Mesmerizing Magnificent Memling Mostra



 Actually, hyperbole (sublime, unforgettable, splendid, fantastic)  more than simple alliteration would better suit this remarkable exhibition!



Hans Memling belongs among the most important painters of the Flemish primitives. There is an exceptionally large number of his panels that have been preserved. This includes some one hundred altar pieces, devotional triptychs and diptychs and around 30 subtle, idealised portraits. The surviving oeuvre shows the success of the artist, who commanded a productive and well-organised workshop.

A noticeably large percentage of Memling’s commissioners consisted of foreigners. Primarily Italian and Spanish merchants and bankers made up his client base, though Bruges patricians also turned to Memling for their portraits and altarpieces. Although he apparently never worked for the Bruges city administration, he completed no less than four commissioned works for the Saint Jan’s Hospital.

The style and composition of his paintings display a unique synthesis of influences from both Van Eyck as well as Van der Weyden. He also introduced his own important innovations such as the landscape background in his portraits. As a painter, Memling had a respectable following both within and outside of Bruges. He even exerted an influence upon Italian painting.

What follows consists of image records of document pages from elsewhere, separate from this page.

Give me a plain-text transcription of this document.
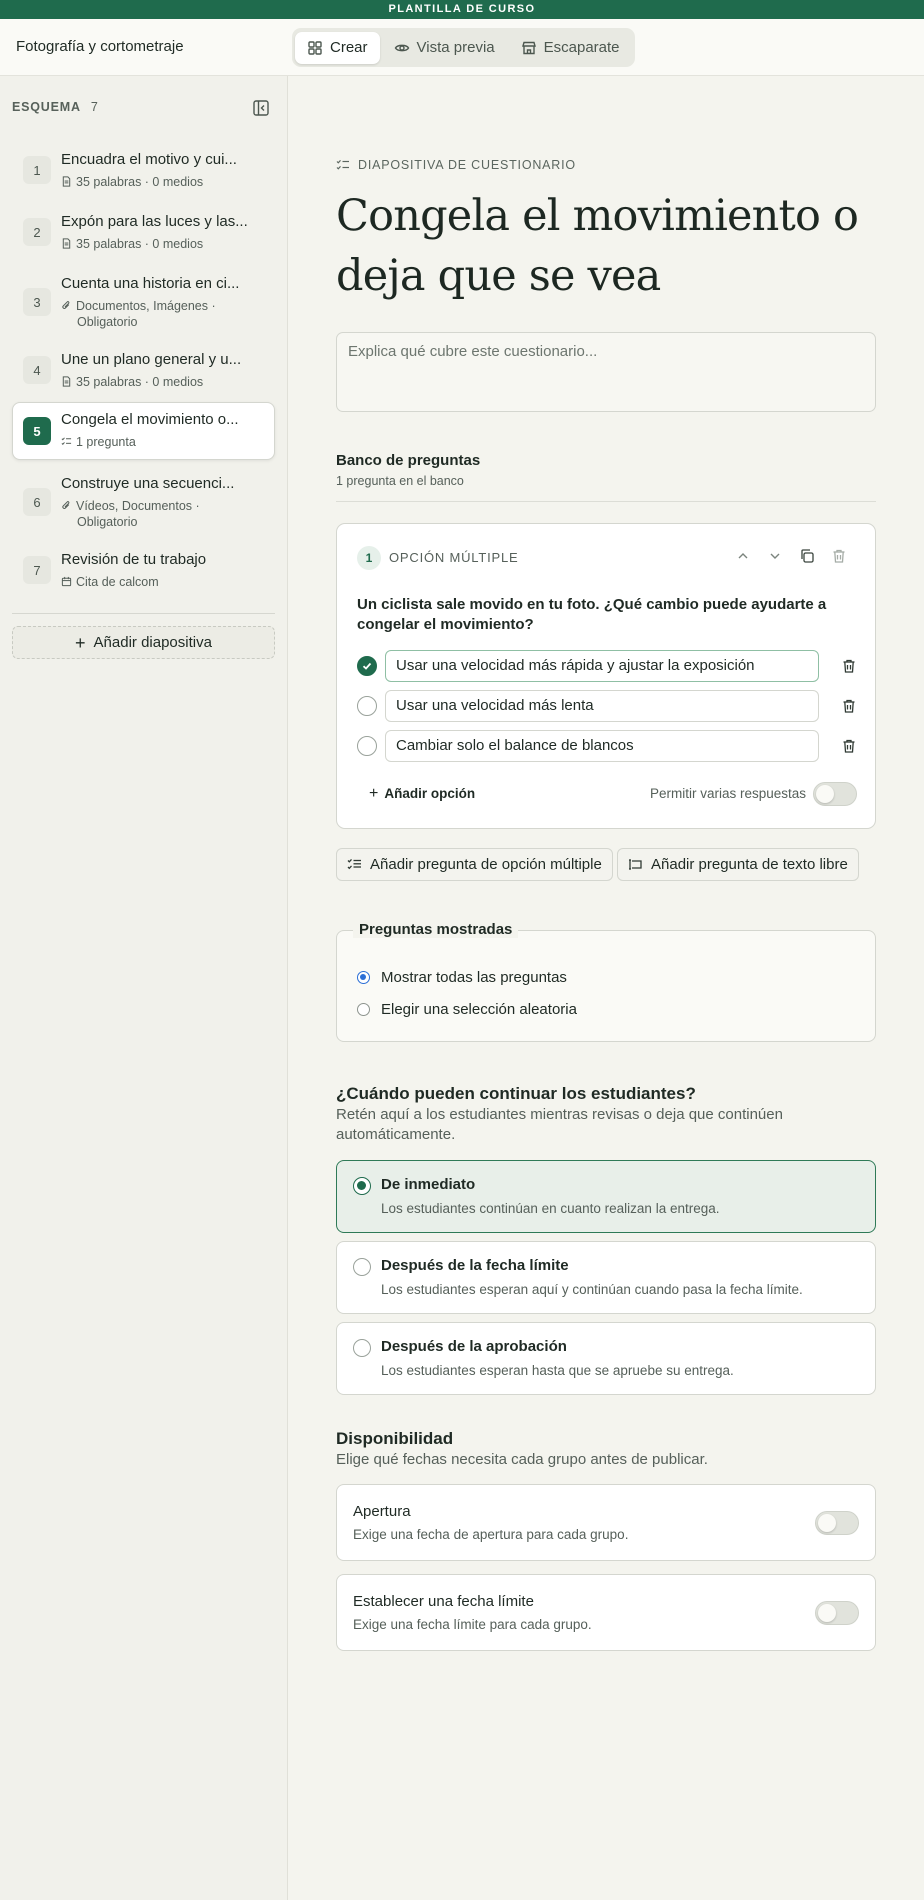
PLANTILLA DE CURSO
Fotografía y cortometraje	Crear	Vista previa	Escaparate
ESQUEMA 7
1
Encuadra el motivo y cui...
35 palabras · 0 medios
2
Expón para las luces y las...
35 palabras · 0 medios
3
Cuenta una historia en ci...
Documentos, Imágenes ·
Obligatorio
4
Une un plano general y u...
35 palabras · 0 medios
5
Congela el movimiento o...
1 pregunta
6
Construye una secuenci...
Vídeos, Documentos ·
Obligatorio
7
Revisión de tu trabajo
Cita de calcom
+ Añadir diapositiva
DIAPOSITIVA DE CUESTIONARIO
Congela el movimiento o
deja que se vea
Explica qué cubre este cuestionario...
Banco de preguntas
1 pregunta en el banco
1	OPCIÓN MÚLTIPLE
Un ciclista sale movido en tu foto. ¿Qué cambio puede ayudarte a congelar el movimiento?
Usar una velocidad más rápida y ajustar la exposición
Usar una velocidad más lenta
Cambiar solo el balance de blancos
+ Añadir opción	Permitir varias respuestas
Añadir pregunta de opción múltiple	Añadir pregunta de texto libre
Preguntas mostradas
Mostrar todas las preguntas
Elegir una selección aleatoria
¿Cuándo pueden continuar los estudiantes?
Retén aquí a los estudiantes mientras revisas o deja que continúen automáticamente.
De inmediato
Los estudiantes continúan en cuanto realizan la entrega.
Después de la fecha límite
Los estudiantes esperan aquí y continúan cuando pasa la fecha límite.
Después de la aprobación
Los estudiantes esperan hasta que se apruebe su entrega.
Disponibilidad
Elige qué fechas necesita cada grupo antes de publicar.
Apertura
Exige una fecha de apertura para cada grupo.
Establecer una fecha límite
Exige una fecha límite para cada grupo.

Hans Memling was born around 1435 in Seligenstadt (present-day Germany). His parents were Hamman Mommeling and Luca Styrn. They probably died in 1450 of the Plague. His upbringing and education is not documented. He was most likely a student in Cologne, because his oeuvre suggests a large depth of knowledge, especially in the art of the Cologne painter Stefan Lochner. After his schooling, Memling departed for the Low Countries where he most likely worked in Rogier van der Weyden’s studio in Brussels. Immediately following, he established himself in Bruges.





il Quirinale as seen from Le Scuderie Cafè where we were able to comfortably pause, reflect and discuss the paintings before continuing and viewing anew the seven sections of the exhibition.  We enjoyed a buffet luncheon and coffee on this bright, mild , January day in Rome.  Those of you who kindly follow my blog, will perhaps remember my post about “my backyard” – a post that discussed the marvel of having so much world-class art so close by.  From Foligno we can go and return to Rome, respectively at 9:20 AM and return at 5:40 PM on the fast Freccia (Arrow) trains in 1 hour and 15 minutes  –  yet another absolute luxury!


Portrait of a Young Man

 an excellent example of the “Flemish Portrait” with its new features:   the subject positioned in a 3/4 position with landscape in the background


the Pagagnotti Trittico

the Pagagnotti Trittico, one of the three triptychs recomposed/reassembled for the exhibition.  Their central and lateral parts had been in many different museums for hundreds and hundreds of years.  What a luxury to see these large altar triptychs and smaller, private devotional triptychs in tact  –  just as originally commissioned and created.